Telling a story with a quiz

This interview about the social class quiz I built first appeared in Back Story, the ABC's blog about news gathering.

The Interactive Storytelling Team is always looking for ways to make news stories more engaging for audiences, so when they secured early access to a major Australian National University report on social class in Australia they created a quiz - ‘Working class or affluent? Find out where you fit in Australia’. Developer Simon Elvery explains the technical challenges involved and how the quiz made the story more interesting and relevant to readers.

How did the social class quiz come about?

The ANU poll is a survey of public opinion conducted on behalf of the Australian National University (ANU) to gain insight into Australians’ opinions on issues of national importance. After collaborating with them last year to report on the results of their poll examining opinions on government expenditure, we were given early access to the results of their latest report looking at social class in Australia.

Reporting on opinion polls and surveys often involves relating a lot of numbers, percentages, and other statistics. As a result it’s often difficult to avoid turning an interesting topic into a relatively lifeless report laden with numbers. The audience’s attention can be quickly lost. It’s difficult to read a story chock full of numbers and keep them all straight in your head.

When reporting the results of an opinion poll, we now often look to engage the audience by re-creating parts of the poll as a quiz to let people gauge how their own opinions compare against those of the wider population. We’ve taken this approach in the past with some success. It gives readers the ability to relate more directly to the subject matter and lets us lead them through the numbers in a way which keeps it relevant to them.

The ANU’s social class survey presented a unique opportunity due to the methodology used—it would allow us to create a short quiz so readers could discover their own social class according to the researchers’ model and the results of the original ANU survey.

What was involved in creating the quiz?

The first thing involved in creating the quiz was building an understanding of the research. The research used a statistical technique called latent class analysis (LCA) which is a methodology used to find objective groupings within a set of variables (in this case, survey respondents). While I have a reasonable understanding of statistics, I’m by no means a statistician, and LCA is a statistical method I was not previously familiar with.

After doing a lot of reading to get my head around LCA, I got to work using the ANU model to generate the data we would need for the ABC News Digital version of the survey. This was done using a statistical programming language known as R and involved a lot of back-and-forth with Jill Sheppard, one of the researchers at ANU, to ensure my calculations were correct.

The final piece of the puzzle was doing the web programming to adapt our existing quiz tool for this new purpose.

What challenges did you face?

The key challenge was ensuring we understood the research and the statistical model correctly. Working with the researchers helped overcome this challenge and another key remedy was doing lots of reading. I also wrote quite a bit of code to validate our understanding and test our assumptions against the model.

Another challenge was generating the data we needed to give the audience immediate feedback on their input to the survey. The survey of just five questions results in 24 thousand possible combinations for input to the model. A lot of time went into writing the code to generate the results data from the model and then verifying it against known expectations from the model.

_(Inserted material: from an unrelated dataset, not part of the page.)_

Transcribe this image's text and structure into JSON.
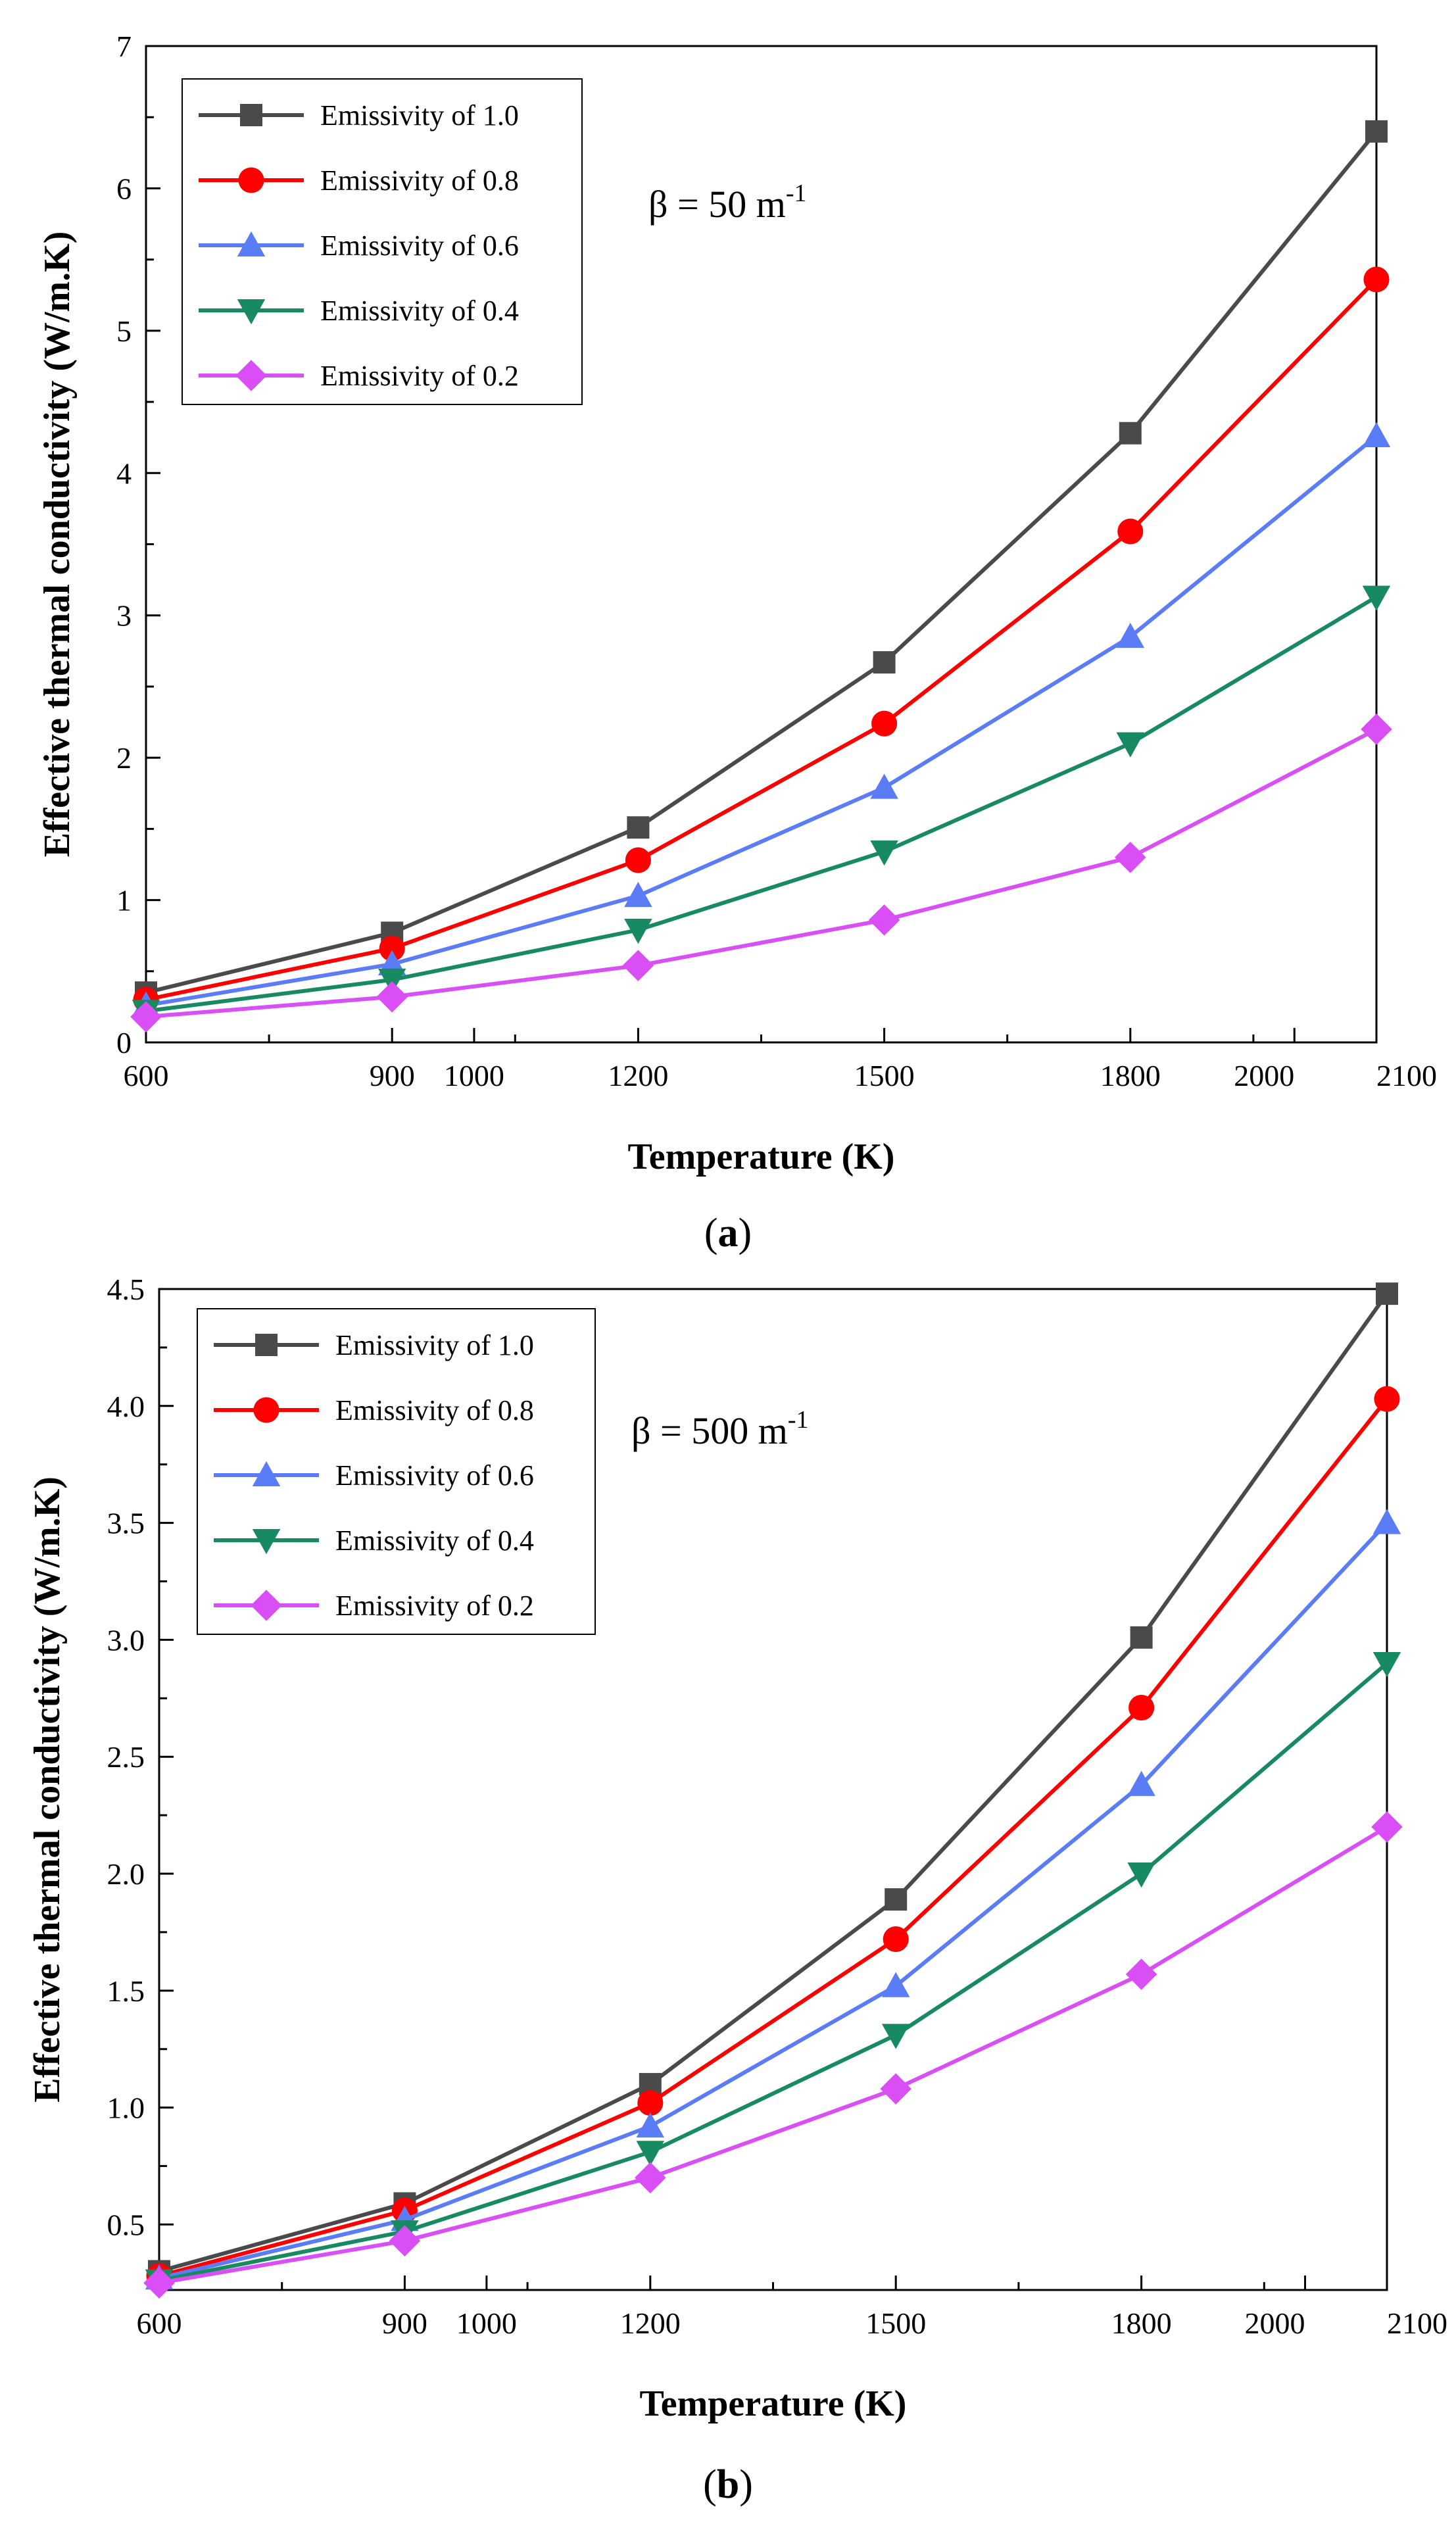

What was the audience response?

The audience responded very well to the survey, easily making it one of the most popular stories of the month. There was a lot of interest in the results and discussion around the research, which is a great outcome. Some audience members were critical of the classification they received and it was a really interesting process to see how research like this generalised to a wider audience.

Were there any lessons from this for future digital projects?

Publishing an interactive like this, where it’s impossible to test all the combinations of user input against expected outcomes, always comes with a degree of apprehension. For the most part, we were really satisfied with the way everything worked and the way it was received, however there are definitely a couple of things which could have been done better.

If we were doing it again, we’d definitely have spent more time thinking about how to explain the research and anticipating audience questions about the quiz results. The nature of the statistical analysis behind this research and the way the social classes are defined means that the quiz won’t always classify a respondent perfectly—and our readers noticed that. This reality doesn’t at all reduce the validity of the research, but without adequate explanation it may raise questions of validity in the mind of some readers.

A final lesson from this story is another reminder of how long it takes to do a story like this well. We were lucky that we started planning and thinking about this story early—there were a few last minute hitches which, had we not planned for their possibility, would have delayed the story. But had we planned even better, that would have been reflected in the quality of the result.

Overall, we were very happy with how the story finally came together and with the audience response it generated. We’re really looking forward to the next chance we have to tell a story this way, and to working directly with researchers on presenting the outcomes of their work to the ABC’s audience.